5,6,11-trideoxytetrodotoxin from the puffer fish, fugu poecilonotus

Abstract New tetrodotoxin analogs, 5,6,11 -trideoxytetrodotoxin and its 4-epimer, were isolated from the puffer fish, Fugu poecilonotus, and the structures were elucidated by spectroscopic methods. The discovery of the new analogs is highly significant with respect to the biosynthesis of tetrodotoxin.

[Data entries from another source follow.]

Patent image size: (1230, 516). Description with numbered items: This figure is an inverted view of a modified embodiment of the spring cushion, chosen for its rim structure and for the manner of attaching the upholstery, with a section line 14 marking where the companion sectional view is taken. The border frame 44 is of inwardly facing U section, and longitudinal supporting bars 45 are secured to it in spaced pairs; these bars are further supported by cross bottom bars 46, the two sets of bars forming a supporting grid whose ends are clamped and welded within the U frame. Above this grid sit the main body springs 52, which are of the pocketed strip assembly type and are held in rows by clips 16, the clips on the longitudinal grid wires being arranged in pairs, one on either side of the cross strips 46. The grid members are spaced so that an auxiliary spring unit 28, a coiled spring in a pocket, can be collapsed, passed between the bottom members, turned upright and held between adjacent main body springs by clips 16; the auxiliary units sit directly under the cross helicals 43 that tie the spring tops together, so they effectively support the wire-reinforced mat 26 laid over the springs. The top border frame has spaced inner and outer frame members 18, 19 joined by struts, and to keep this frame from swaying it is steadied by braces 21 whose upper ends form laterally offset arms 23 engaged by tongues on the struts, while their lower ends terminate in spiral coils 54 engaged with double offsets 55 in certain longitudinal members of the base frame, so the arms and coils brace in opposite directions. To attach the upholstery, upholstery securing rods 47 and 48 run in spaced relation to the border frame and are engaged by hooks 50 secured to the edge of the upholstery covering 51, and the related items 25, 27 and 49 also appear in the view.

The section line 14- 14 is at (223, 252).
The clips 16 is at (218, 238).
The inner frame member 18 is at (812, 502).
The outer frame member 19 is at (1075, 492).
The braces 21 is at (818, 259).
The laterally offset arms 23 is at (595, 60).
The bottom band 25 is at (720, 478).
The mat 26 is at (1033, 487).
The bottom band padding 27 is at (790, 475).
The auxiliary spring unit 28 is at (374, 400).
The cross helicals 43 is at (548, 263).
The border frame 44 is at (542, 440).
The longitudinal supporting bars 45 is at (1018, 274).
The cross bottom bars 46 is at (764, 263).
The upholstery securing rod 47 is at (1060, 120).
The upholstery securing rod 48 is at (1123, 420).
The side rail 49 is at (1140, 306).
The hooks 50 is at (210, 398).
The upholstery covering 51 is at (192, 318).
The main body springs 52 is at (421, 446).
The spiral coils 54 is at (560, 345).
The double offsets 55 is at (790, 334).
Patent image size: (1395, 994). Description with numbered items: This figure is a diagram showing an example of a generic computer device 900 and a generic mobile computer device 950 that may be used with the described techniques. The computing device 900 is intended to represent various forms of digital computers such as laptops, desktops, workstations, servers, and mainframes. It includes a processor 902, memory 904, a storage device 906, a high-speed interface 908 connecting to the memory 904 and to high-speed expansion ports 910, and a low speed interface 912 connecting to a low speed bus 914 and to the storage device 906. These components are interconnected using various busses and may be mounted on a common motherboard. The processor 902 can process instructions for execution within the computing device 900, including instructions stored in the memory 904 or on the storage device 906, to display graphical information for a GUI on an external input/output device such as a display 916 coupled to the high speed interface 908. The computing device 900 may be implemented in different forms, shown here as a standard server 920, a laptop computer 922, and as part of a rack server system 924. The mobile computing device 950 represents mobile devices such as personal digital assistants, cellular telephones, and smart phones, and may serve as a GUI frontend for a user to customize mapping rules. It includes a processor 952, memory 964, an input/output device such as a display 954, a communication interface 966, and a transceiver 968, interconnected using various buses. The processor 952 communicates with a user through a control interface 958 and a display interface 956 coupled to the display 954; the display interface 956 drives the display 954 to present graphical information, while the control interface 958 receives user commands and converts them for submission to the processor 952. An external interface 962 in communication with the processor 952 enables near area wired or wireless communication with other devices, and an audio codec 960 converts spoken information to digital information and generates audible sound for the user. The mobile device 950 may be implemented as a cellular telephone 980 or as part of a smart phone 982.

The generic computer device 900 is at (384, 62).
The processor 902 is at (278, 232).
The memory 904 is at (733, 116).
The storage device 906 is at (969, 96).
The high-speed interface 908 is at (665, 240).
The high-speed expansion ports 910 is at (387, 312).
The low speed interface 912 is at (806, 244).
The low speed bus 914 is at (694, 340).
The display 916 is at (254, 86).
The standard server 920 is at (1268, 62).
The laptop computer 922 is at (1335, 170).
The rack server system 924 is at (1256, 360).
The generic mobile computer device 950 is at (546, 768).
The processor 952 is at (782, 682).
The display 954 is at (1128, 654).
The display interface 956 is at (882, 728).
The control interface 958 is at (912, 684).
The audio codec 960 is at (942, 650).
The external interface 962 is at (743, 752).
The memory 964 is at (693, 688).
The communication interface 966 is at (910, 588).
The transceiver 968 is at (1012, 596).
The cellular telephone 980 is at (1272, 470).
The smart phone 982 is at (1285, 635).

The levels of tetrodotoxin and its analogue 6-epitetrodotoxin in the red-spotted newt, Notophthalmus viridescens

Tetrodotoxin (TTX) and its analogue 6-epiTTX were detected in 11-12 specimens of the red-spotted newt, Notophthalmus viridescens, by a post-column fluorescent-HPLC system and by LC/MS in selected ion monitoring mode. TTX levels varied considerably among individuals from low (less than 0.15 microg TTX/g newt) to high concentrations (23.5 microg TTX/g newt), while 6-epiTTX was found to be a minor constituent in all specimens.

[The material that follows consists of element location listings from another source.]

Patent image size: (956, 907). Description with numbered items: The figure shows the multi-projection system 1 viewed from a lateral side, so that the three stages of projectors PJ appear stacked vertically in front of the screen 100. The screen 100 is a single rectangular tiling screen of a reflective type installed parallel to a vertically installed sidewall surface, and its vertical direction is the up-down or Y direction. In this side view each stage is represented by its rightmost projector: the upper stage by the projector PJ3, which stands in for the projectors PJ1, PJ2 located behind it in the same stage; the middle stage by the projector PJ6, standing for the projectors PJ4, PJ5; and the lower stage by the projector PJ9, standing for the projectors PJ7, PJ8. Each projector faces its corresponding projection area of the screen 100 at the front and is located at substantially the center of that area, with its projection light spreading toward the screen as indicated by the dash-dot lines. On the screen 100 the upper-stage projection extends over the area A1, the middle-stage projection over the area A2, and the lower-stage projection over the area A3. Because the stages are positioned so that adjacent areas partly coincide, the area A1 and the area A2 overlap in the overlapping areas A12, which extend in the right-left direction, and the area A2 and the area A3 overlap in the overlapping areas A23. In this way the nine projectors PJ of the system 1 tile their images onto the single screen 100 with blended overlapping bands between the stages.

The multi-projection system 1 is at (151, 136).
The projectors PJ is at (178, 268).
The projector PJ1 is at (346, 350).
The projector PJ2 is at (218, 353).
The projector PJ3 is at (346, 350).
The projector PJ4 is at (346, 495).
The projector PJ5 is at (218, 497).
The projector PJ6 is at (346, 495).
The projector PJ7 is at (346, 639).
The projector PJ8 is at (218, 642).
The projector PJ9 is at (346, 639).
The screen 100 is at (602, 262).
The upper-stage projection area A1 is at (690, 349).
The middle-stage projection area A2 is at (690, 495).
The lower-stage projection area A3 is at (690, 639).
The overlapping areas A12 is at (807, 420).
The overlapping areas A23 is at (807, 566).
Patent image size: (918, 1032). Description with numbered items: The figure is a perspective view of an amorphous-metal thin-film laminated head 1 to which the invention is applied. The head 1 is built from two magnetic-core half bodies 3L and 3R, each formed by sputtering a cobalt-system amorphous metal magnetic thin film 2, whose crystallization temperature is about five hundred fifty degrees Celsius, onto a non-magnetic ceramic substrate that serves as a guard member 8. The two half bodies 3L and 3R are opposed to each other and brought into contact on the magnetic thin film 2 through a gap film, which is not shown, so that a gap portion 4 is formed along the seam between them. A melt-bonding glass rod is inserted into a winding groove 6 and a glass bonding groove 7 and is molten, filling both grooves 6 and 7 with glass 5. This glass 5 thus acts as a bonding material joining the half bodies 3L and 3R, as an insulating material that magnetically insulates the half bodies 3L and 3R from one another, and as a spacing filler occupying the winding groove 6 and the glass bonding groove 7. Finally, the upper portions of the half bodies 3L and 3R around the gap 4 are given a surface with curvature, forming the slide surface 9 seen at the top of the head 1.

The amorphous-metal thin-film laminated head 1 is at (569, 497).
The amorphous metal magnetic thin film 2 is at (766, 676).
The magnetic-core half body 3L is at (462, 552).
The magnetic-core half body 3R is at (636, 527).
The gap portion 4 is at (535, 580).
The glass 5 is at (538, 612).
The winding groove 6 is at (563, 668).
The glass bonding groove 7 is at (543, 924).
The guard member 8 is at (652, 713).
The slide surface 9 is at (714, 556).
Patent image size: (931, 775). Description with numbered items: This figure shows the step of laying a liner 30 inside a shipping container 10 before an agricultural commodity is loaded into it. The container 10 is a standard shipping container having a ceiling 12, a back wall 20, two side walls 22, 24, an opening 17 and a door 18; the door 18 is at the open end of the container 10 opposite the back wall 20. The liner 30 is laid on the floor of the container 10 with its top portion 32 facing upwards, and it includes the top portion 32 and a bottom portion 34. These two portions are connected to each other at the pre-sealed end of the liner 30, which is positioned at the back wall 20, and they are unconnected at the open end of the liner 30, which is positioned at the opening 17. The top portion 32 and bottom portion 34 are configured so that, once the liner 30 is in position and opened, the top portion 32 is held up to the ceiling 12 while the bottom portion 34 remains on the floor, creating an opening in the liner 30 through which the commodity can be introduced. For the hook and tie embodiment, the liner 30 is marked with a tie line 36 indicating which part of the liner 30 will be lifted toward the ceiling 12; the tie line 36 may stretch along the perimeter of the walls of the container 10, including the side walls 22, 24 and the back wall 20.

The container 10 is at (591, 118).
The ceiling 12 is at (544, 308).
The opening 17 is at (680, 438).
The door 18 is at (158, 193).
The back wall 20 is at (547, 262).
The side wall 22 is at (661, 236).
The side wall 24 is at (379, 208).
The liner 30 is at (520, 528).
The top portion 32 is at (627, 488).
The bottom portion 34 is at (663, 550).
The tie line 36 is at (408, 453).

Occurrence of 11-oxotetrodotoxin in the red-spotted newt, Notophthalmus viridescens, and further studies on the levels of tetrodotoxin and its analogues in the newt's efts

An analogue of tetrodotoxin (TTX), 11-oxoTTX, was semi-purified from the red-spotted newt, Notophthalmus viridescens, and identified by ESI-MS and 1H NMR spectra. The levels of TTX, 11-oxoTTX and 6-epiTTX in early stage of development (efts) of this newt were investigated by a post-column fluorescent-HPLC system, and compared with those of adult newts. The level of 11-oxoTTX in both of adults and efts were remarkably high, almost close to those of TTX, while 6-epiTTX was a minor component in both stages. The level of 6-epiTTX in efts (1.8+/-1.3 microg/g, SD, n=10) was significantly larger than that in adults (0.51+/-0.26 microg/g, SD, n=12) (p<0.05), while no significant difference was observed in the levels of TTX and 11-oxoTTX between efts (13+/-7.4 and 9.1+/-5.6 microg/g) and adult newts (16+/-6.3 and 13+/-6.2 microg/g, respectively) (p>0.05).

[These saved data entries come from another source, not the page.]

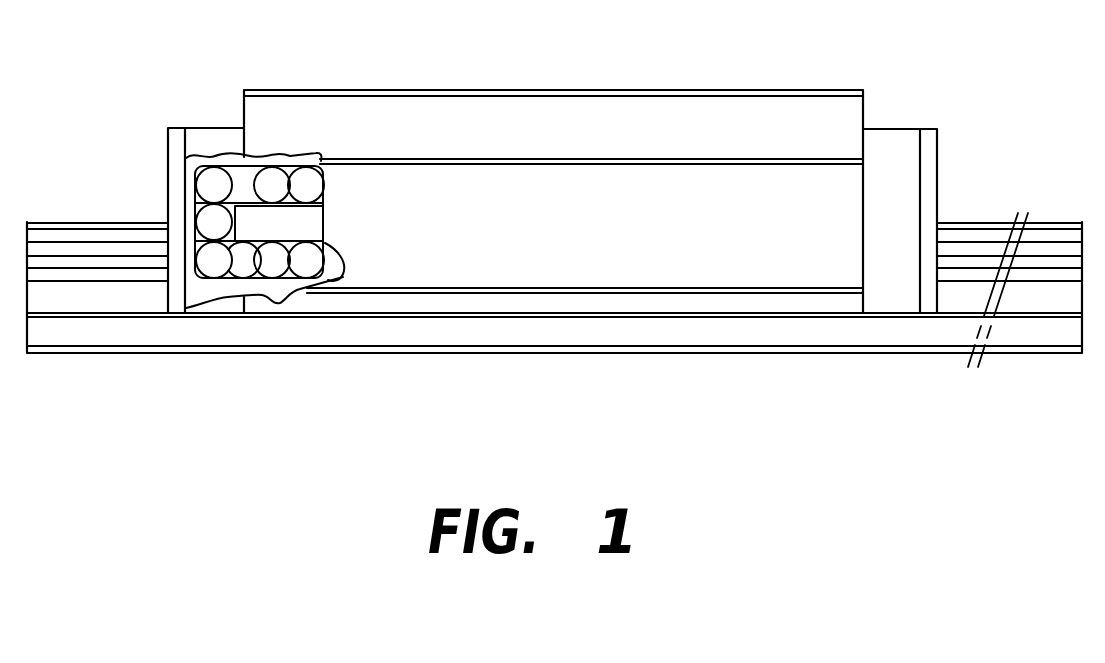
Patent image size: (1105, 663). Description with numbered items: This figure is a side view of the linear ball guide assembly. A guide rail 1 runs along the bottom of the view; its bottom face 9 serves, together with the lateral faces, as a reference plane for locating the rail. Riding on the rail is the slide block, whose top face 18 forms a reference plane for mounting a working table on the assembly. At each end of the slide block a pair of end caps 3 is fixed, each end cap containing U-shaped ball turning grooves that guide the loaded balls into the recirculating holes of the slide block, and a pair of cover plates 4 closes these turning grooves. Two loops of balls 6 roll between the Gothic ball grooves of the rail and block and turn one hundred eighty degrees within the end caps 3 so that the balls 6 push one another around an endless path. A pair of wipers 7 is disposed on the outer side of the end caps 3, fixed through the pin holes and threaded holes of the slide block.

The guide rail 1 is at (105, 328).
The end caps 3 is at (200, 157).
The cover plates 4 is at (238, 217).
The balls 6 is at (273, 267).
The wipers 7 is at (176, 195).
The bottom face 9 is at (437, 353).
The top face 18 is at (728, 90).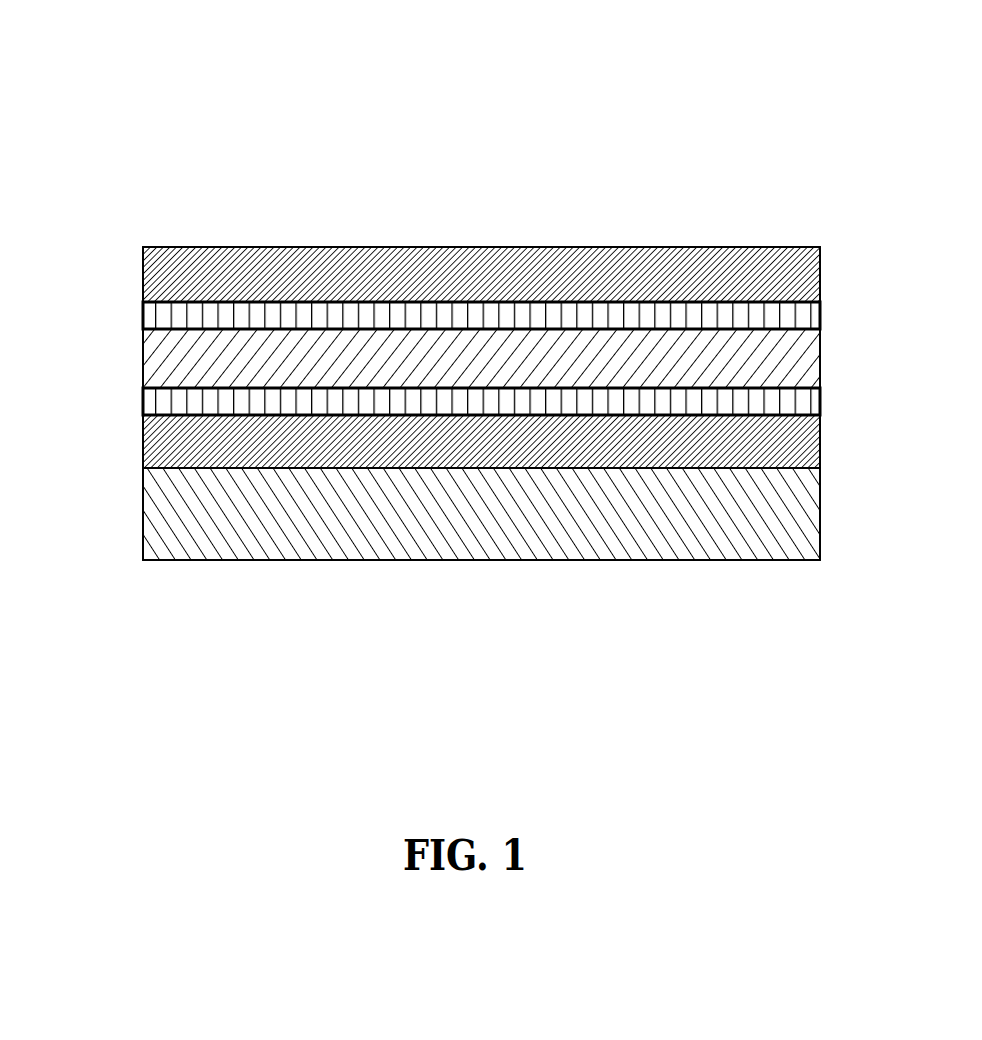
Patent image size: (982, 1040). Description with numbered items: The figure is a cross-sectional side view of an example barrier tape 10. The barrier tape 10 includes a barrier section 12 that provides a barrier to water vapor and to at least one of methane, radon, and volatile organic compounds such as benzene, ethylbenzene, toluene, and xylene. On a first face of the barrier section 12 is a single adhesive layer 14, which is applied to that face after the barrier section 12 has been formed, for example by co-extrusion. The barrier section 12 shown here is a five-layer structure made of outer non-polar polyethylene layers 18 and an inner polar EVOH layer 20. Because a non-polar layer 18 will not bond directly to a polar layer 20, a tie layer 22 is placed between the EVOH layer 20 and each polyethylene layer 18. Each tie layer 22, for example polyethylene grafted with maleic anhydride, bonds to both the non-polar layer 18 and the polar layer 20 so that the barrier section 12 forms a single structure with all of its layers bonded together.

The barrier tape 10 is at (738, 124).
The barrier section 12 is at (825, 247).
The adhesive layer 14 is at (345, 538).
The non-polar layer 18 is at (160, 283).
The polar layer 20 is at (158, 353).
The tie layer 22 is at (158, 318).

LC/MS Analysis of Tetrodotoxin and Its Deoxy Analogs in the Marine Puffer Fish Fugu niphobles from the Southern Coast of Korea, and in the Brackishwater Puffer Fishes Tetraodon nigroviridis and Tetraodon biocellatus from Southeast Asia

Tetrodotoxin (TTX) and its deoxy analogs, 5-deoxyTTX, 11-deoxyTTX, 6,11-dideoxyTTX, and 5,6,11-trideoxyTTX, were quantified in the tissues of three female and three male specimens of the marine puffer fish, Fugu niphobles, from the southern coast of Korea, and in the whole body of the brackishwater puffer fishes, Tetraodon nigroviridis (12 specimens) and Tetrodon biocellatus (three specimens) from Southeast Asia using LC/MS in single ion mode (SIM). Identification of these four deoxy analogs in the ovarian tissue of F. niphobles were further confirmed by LC/MS/MS. TTX and 5,6,11-trideoxyTTX were detected in all three puffer fish species as the major TTX analogs, similar to Japanese Fugu pardalis. While 6,11-dideoxyTTX was also found to be a major analog in almost all tissues of Korean F. niphobles, this analog was minor in the two Tetraodon species and Japanese F. pardalis. Among the tissues of F. niphobles, the concentrations of TTXs were highest in the ovaries (female) and skin (female and male).